En revanche, la satisfaction de tout diriger est immense. C’est une vraie fierté de produire un livre de A à Z, de se dire qu’on en a été capable. Et puis, le contact avec les lecteurs est différent : je trouve qu’il y a une plus grande proximité entre l’auteur et les lecteurs quand on est en autoédition et j’aime beaucoup cela.
Comment faites-vous pour être un peu moins inconnue ?
C’est le nerf de la guerre, et probablement la partie la plus compliquée à gérer ! Je suis présente sur les réseaux sociaux, en salon, je m’autorise un peu de publicité, mais en réalité, ce qui fonctionne le mieux, c’est le bouche-à-oreille. Lorsque les lecteurs apprécient le livre et qu’ils le recommandent autour d’eux, c’est le meilleur moyen pour qu’il soit un peu plus visible. Et puis, il y a aussi ceux qui se démènent pour faire connaître les autoédités, comme le Prix des Auteurs Inconnus, par exemple.
Avez-vous un autre livre en tête, un autre projet d’écriture ?

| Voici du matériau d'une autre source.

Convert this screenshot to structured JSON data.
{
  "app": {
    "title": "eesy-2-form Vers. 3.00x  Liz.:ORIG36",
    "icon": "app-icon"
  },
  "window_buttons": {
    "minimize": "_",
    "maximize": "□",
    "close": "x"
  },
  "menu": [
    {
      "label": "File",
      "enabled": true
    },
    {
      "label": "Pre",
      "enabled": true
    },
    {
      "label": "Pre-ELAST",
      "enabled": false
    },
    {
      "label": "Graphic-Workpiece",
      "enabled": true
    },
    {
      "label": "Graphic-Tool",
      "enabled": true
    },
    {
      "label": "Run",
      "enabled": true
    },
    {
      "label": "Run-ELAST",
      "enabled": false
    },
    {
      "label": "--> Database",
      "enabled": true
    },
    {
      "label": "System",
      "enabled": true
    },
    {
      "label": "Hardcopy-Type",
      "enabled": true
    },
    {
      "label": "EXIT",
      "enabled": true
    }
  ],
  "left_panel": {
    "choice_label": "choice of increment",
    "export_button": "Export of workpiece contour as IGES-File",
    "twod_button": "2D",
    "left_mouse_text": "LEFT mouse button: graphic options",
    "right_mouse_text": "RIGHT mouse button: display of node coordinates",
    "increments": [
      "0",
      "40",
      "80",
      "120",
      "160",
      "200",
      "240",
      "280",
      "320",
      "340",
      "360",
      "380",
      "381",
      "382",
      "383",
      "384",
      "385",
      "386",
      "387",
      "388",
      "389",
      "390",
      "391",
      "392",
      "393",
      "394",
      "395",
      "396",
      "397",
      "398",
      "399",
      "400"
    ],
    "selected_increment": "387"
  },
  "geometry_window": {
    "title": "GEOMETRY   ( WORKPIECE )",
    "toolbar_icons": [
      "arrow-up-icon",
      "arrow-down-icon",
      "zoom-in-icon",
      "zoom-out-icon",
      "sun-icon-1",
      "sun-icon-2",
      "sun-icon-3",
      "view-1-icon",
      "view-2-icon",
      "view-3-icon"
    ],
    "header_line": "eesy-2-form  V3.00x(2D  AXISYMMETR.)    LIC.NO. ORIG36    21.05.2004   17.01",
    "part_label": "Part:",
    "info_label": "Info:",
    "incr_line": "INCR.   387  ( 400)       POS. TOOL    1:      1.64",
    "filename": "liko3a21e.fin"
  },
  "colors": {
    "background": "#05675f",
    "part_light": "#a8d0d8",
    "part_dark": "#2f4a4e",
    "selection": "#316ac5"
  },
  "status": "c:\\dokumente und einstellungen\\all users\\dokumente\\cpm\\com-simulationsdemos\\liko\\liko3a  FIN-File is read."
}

J’ai beaucoup d’autres projets, trop pour mon propre bien ! J’ai un roman de fantastique à corriger, une nouvelle saga en cours de germination dans mon esprit, sans compter La demoiselle et le mousquetaire, ma série de cosy-mystery qui m’occupe énormément en ce moment. Bref, je n’ai pas le temps de m’ennuyer et je ne vais pas disparaître de sitôt !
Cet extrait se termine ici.